Mr. Nakayama is now calling for a trilateral security agreement between Japan, Israel, and America. He sees a defense-technology alliance between the three nations as the best way to counter the resources of Communist China, whose new aircraft capabilities made a big splash in June.

“Israel has very good tech, the U.S. is very good at technology in other ways. But Japan is very good at manufacturing,” Mr. Nakayama said. 

Mr. Nakayama is currently a venture partner focusing on Israeli high-tech startups, as well as a research adviser to the Diet, focused on game-changing technologies. His firm has invested in an Israeli drone technology company, XTend, that produces devices used by the Navy SEALs and NATO. 

“Now we are trying to move the headquarters of XTend to Japan and also assemble everything … in Japan, then export to the U.S.,” Mr. Nakayama said. Innovators, he explained, love the “precision” and speed of Japanese manufacturing. 

Cyber warfare is an important front for Japanese-Israeli collaboration, Mr. Nakayama says. Because of cybersecurity attacks, China can now attack Japan without touching Japanese soil, he says. He also points to space and electromagnetic warfare as key areas of potential defense collaboration.
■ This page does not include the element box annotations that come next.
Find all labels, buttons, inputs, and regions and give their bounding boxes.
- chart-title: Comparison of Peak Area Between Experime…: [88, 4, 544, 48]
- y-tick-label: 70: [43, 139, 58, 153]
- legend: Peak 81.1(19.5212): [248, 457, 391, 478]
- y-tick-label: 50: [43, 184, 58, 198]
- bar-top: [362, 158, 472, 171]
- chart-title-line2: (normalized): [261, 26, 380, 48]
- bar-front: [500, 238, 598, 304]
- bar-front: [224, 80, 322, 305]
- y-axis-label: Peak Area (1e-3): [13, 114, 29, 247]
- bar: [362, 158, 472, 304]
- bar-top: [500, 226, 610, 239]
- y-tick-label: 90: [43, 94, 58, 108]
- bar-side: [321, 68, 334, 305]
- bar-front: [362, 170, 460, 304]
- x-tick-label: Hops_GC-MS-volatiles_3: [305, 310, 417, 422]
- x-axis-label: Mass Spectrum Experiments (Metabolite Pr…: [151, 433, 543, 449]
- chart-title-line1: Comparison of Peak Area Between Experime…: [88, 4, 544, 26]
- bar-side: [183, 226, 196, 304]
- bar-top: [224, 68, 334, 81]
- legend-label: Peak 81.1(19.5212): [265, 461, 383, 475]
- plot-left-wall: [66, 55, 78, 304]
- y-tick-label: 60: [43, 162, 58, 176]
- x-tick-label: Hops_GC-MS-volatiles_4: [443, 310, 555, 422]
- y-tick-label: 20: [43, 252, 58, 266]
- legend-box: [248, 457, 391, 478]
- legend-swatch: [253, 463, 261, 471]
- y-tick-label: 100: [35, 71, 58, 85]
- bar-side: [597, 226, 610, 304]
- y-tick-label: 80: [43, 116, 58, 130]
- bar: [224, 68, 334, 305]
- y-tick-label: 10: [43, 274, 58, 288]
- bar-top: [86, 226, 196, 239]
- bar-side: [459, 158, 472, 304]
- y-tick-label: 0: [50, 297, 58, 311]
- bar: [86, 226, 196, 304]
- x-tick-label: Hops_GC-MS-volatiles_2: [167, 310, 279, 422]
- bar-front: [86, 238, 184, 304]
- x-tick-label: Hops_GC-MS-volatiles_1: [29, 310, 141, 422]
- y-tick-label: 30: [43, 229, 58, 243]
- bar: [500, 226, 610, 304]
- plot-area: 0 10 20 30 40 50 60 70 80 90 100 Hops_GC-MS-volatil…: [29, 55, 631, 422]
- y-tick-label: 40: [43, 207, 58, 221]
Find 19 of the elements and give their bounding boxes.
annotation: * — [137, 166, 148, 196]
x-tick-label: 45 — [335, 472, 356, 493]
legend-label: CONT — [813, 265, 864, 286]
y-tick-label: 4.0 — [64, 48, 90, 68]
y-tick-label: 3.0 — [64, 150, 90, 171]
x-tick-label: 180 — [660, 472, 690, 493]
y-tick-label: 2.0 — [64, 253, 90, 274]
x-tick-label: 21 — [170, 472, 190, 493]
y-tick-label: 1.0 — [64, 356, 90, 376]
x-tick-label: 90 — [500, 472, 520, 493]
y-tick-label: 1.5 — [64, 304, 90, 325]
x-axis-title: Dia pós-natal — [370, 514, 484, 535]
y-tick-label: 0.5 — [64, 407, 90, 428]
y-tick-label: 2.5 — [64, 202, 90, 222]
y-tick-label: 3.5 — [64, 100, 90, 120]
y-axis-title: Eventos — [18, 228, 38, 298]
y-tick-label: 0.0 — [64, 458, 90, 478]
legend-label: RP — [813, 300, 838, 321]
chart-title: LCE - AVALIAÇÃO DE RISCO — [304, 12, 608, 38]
“I am Mr. Israel in Japan,” Mr. Nakayama said of his reputation for supporting the Jewish state. His views, however, are not shared by all in Japan, which has long been wary of alienating Israel’s enemies.

Mr. Nakayama came under fire for a tweet supporting Israel in its 2021 war with Hamas. “Our hearts are with Israel,” he said in a since-deleted tweet that also referred to Hamas as “terrorists,” breaking with the common Japanese rhetoric that supports de-escalation on both sides.

Japan’s caution is partly because of its dependence on foreign oil. During the boycott by the Organization of Arab Petroleum Exporting Countries, Japan suffered, and subsequently invested in diplomatic relations with Arab states. Now, because of the Abraham Accords, these concerns are mostly moot.

“Once a businessman may have thought if you do business with Israel, you’ll hurt your business with Saudi Arabia or the Emirates, but it’s no longer that way,” the Israeli ambassador to Japan, Mr. Cohen, said.

Japan also imported about 4 percent of its oil from Israel’s greatest strategic threat, Iran, until the Trump administration reinstated sanctions against the Islamic Republic in 2019.

Mr. Nakayama, however, foresees a deterioration of Japanese-Iranian relations as people realize the strength of Iranian-North Korean relations — particularly their collaboration on nuclear missile technology. 

Israel has also come under criticism for Communist Chinese control of its Haifa Port, but Israel recently rejected a Chinese bid to build a new light rail in Tel Aviv, though the Chinese had offered the lowest price of all prospective builders. That signals a turning point in its strategic alignment, according to Mr. Nakayama.

Japan and Israel, Mr. Cohen says from Tokyo, “are really on the same side as the United States, with the West, with the peace-loving democracies that have to work together to maintain peace and stability in the world.”